Curso. Em março deste ano, Océlio Nobre
trocou a pena de uma mulher condenada por tráfico de drogas e associação ao tráfico,
a prestação de serviços e multa. Mãe de cinco filhos, um com sete anos e outro
com menos de 2 anos, C.A.S. estava desempregada.
“Assim, a
prestação de serviços e o pagamento de multa ficam praticamente inviabilizados,
pois uma pessoa pobre, sem escolaridade e desempregada, que gasta o tempo
cuidados dos cinco filhos, não tem como dispor de recursos financeiros para tal
fim e nem de tempo, sem prejudicar os próprios filhos”, afirmou Océlio Nobre.
O juiz,
então, determinou que ela frequentasse e concluísse, anualmente, dois cursos
profissionalizantes, na rede pública, ‘devendo comprovar, mensalmente, a
frequência ao curso, além de endereço, que será juntado aos autos’.
Em 2014,
P.B.S.J. Conseguiu o mesmo benefício de E.N.O. e também teve sua pena alterada.

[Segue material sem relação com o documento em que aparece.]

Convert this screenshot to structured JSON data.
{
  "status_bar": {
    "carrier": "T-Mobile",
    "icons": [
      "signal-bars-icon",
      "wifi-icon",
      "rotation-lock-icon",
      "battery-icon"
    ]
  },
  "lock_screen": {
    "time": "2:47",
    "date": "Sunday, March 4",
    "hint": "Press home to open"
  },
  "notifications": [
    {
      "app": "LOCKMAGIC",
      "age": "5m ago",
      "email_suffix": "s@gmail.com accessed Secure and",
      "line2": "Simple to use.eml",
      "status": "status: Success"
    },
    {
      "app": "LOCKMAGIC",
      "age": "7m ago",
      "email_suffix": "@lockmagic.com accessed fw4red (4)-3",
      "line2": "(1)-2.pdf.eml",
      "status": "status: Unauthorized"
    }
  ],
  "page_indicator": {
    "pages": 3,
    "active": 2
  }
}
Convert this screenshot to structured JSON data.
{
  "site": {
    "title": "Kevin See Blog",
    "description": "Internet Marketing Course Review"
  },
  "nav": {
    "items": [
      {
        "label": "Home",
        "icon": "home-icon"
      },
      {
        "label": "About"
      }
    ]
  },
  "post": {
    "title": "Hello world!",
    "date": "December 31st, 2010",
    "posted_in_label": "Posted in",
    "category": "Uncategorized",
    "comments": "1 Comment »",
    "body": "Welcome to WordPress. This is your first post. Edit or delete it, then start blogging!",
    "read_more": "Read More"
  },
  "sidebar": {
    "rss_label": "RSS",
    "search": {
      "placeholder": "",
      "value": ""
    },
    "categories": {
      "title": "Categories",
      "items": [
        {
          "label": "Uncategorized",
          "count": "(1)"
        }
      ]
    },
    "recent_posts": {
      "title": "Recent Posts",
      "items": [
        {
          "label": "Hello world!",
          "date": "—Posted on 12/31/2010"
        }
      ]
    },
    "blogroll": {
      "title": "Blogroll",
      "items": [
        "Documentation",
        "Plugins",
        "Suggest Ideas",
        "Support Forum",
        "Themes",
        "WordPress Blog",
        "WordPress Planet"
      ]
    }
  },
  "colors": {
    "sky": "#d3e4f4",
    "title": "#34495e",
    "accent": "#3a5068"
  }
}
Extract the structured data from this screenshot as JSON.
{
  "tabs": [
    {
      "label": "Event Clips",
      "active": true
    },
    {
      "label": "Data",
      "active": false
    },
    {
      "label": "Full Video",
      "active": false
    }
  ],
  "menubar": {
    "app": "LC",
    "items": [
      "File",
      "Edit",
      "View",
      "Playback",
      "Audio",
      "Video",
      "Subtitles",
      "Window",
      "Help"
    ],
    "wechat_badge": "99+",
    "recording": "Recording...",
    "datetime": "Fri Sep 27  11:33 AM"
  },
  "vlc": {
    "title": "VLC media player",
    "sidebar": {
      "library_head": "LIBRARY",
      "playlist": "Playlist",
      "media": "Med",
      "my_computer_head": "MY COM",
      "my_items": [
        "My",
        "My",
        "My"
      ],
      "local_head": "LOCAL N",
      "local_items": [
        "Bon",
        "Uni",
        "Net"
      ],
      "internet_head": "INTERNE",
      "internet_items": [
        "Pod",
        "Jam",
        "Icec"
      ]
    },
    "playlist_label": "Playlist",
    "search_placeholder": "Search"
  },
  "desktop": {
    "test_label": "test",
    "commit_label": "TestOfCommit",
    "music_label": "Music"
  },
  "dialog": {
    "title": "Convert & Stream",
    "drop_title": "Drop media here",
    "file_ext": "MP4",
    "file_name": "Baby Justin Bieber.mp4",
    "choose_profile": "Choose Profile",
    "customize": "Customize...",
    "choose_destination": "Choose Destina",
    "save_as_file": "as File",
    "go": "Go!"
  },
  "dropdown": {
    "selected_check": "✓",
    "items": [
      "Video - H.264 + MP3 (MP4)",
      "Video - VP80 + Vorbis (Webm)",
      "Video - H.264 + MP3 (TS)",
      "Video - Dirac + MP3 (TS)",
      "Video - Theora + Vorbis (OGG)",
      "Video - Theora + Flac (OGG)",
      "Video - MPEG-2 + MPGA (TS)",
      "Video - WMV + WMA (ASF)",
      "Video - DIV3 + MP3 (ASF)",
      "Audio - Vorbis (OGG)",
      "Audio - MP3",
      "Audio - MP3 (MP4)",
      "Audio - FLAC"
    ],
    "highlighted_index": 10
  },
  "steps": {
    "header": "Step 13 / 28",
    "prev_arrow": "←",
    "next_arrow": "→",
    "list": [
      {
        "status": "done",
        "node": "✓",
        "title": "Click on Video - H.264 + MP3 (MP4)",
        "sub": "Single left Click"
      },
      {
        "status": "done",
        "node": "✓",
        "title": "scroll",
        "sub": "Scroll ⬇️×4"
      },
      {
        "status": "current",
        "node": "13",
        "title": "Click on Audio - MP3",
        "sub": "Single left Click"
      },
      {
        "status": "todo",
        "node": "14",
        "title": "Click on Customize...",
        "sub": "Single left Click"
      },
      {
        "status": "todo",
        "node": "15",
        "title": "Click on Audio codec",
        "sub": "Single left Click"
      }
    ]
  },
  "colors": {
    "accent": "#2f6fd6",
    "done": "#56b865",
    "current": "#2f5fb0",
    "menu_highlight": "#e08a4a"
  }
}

Após roubar uma televisão de 20 polegadas, com controle remoto, avaliada em R$
300, um rádio portátil, uma rede de algodão, uma faca de cozinha, uma
leiteira com tampa, um refratário de vidro e e aproximadamente 3 quilos de
carne bovina, ele foi condenado a 4 anos de prisão.
Océlio
Nobre determinou que fosse concedida a liberdade condicional a ele, ‘devendo o
mesmo permanecer, pelo tempo necessário à sua reabilitação social’, em clínica
de desintoxicação, ‘considerando-se, o tempo de sua estadia lá como pena
cumprida’. P.B.S.J. saiu da cadeia diretamente para a clínica.
“Diante
da constatação de que o sistema tradicional de repressão ao crime falhou,
faliu, fracassou, o juiz tem que tentar algumas medidas
alternativas. Temos que tentar coisa novas para avançar em termos de
direitos humanos, porque as cadeias tradicionais destroem e pioram o ser
humano. O estado gasta muito para piorar o ser humano”, afirmou o juiz.